Our study has certain limitations. Due to the retrospective evaluation of all clinical data, some values were missing. Specific information concerning cause of death was not available for 9 of 31 patients who died during the observational period. Although the PMN count in ascitic fluid is the diagnostic gold standard for SBP, we used the ascites leukocyte count, because the ascites cell count could not be differentiated during the sample collection period. This might be a source of inaccuracy in terms of the relevance of infectious complications.

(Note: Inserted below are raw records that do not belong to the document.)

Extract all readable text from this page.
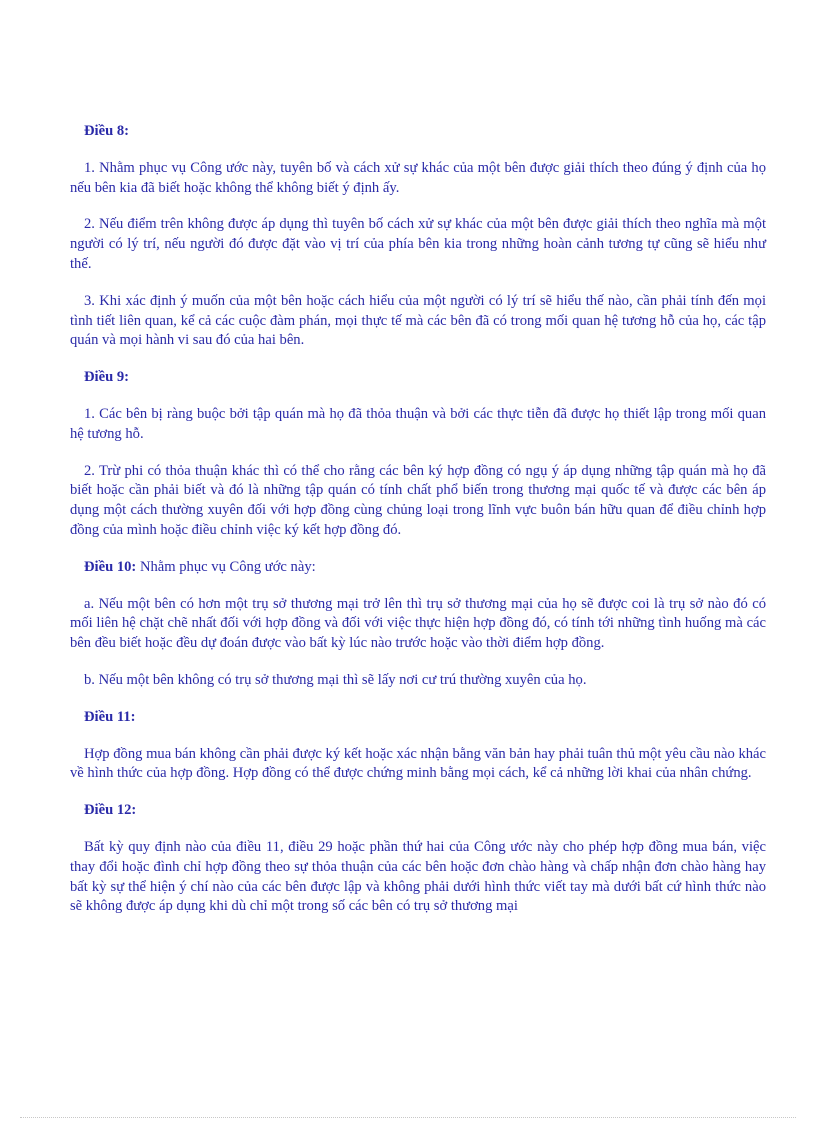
Điều 8:
1. Nhằm phục vụ Công ước này, tuyên bố và cách xử sự khác của một bên được giải thích theo đúng ý định của họ nếu bên kia đã biết hoặc không thể không biết ý định ấy.
2. Nếu điểm trên không được áp dụng thì tuyên bố cách xử sự khác của một bên được giải thích theo nghĩa mà một người có lý trí, nếu người đó được đặt vào vị trí của phía bên kia trong những hoàn cảnh tương tự cũng sẽ hiểu như thế.
3. Khi xác định ý muốn của một bên hoặc cách hiểu của một người có lý trí sẽ hiểu thế nào, cần phải tính đến mọi tình tiết liên quan, kể cả các cuộc đàm phán, mọi thực tế mà các bên đã có trong mối quan hệ tương hỗ của họ, các tập quán và mọi hành vi sau đó của hai bên.
Điều 9:
1. Các bên bị ràng buộc bởi tập quán mà họ đã thỏa thuận và bởi các thực tiễn đã được họ thiết lập trong mối quan hệ tương hỗ.
2. Trừ phi có thỏa thuận khác thì có thể cho rằng các bên ký hợp đồng có ngụ ý áp dụng những tập quán mà họ đã biết hoặc cần phải biết và đó là những tập quán có tính chất phổ biến trong thương mại quốc tế và được các bên áp dụng một cách thường xuyên đối với hợp đồng cùng chủng loại trong lĩnh vực buôn bán hữu quan để điều chỉnh hợp đồng của mình hoặc điều chỉnh việc ký kết hợp đồng đó.
Điều 10: Nhằm phục vụ Công ước này:
a. Nếu một bên có hơn một trụ sở thương mại trở lên thì trụ sở thương mại của họ sẽ được coi là trụ sở nào đó có mối liên hệ chặt chẽ nhất đối với hợp đồng và đối với việc thực hiện hợp đồng đó, có tính tới những tình huống mà các bên đều biết hoặc đều dự đoán được vào bất kỳ lúc nào trước hoặc vào thời điểm hợp đồng.
b. Nếu một bên không có trụ sở thương mại thì sẽ lấy nơi cư trú thường xuyên của họ.
Điều 11:
Hợp đồng mua bán không cần phải được ký kết hoặc xác nhận bằng văn bản hay phải tuân thủ một yêu cầu nào khác về hình thức của hợp đồng. Hợp đồng có thể được chứng minh bằng mọi cách, kể cả những lời khai của nhân chứng.
Điều 12:
Bất kỳ quy định nào của điều 11, điều 29 hoặc phần thứ hai của Công ước này cho phép hợp đồng mua bán, việc thay đổi hoặc đình chỉ hợp đồng theo sự thỏa thuận của các bên hoặc đơn chào hàng và chấp nhận đơn chào hàng hay bất kỳ sự thể hiện ý chí nào của các bên được lập và không phải dưới hình thức viết tay mà dưới bất cứ hình thức nào sẽ không được áp dụng khi dù chỉ một trong số các bên có trụ sở thương mại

However, the total leukocyte count has also been evaluated as a reliable diagnostic mean for SBP [22]. Moreover, ascites samples have not been centrifuged before freezing. Variation in temperature make cells (erythrocytes and leukocytes) explode and release membranes resembling MPs. However, cells and fragments of cells were removed by the first centrifugation step. If remaining cells had an influence on MP levels in our setting, we should have found a high correlation of the ascites leucocyte count with the MP levels, which is not the case. It is unclear as to whether MP levels correlated with the amount of ascites as a high ascites volume might be associated with low MP concentrations and vice versa. However, this parameters has not been documented. The fact that we were able to detect surface antigens from the original cell emphasizes that true MPs and not debris was captured by flow cytometry in ascitic fluid.

Conclusions

In summary, absolute ascites MP levels represent a novel independent prognostic factor in patients with decompensated liver cirrhosis. Note that the detection of absolute MP levels from ascites samples was shown to be easy, reliable and cost-effective, which is important in the context of potential clinical implementation. Before MPs can be evaluated as biomarkers in cirrhosis, it is essential to clarify the mechanisms behind the association between overall ascites MP levels and clinical endpoints observed in this study. High levels of neutrophils and lymphocyte surface antigens in patients with low level ascites MPs suggests that immune reactions are involved in the pathomechanisms explaining the high risk of death in those patients.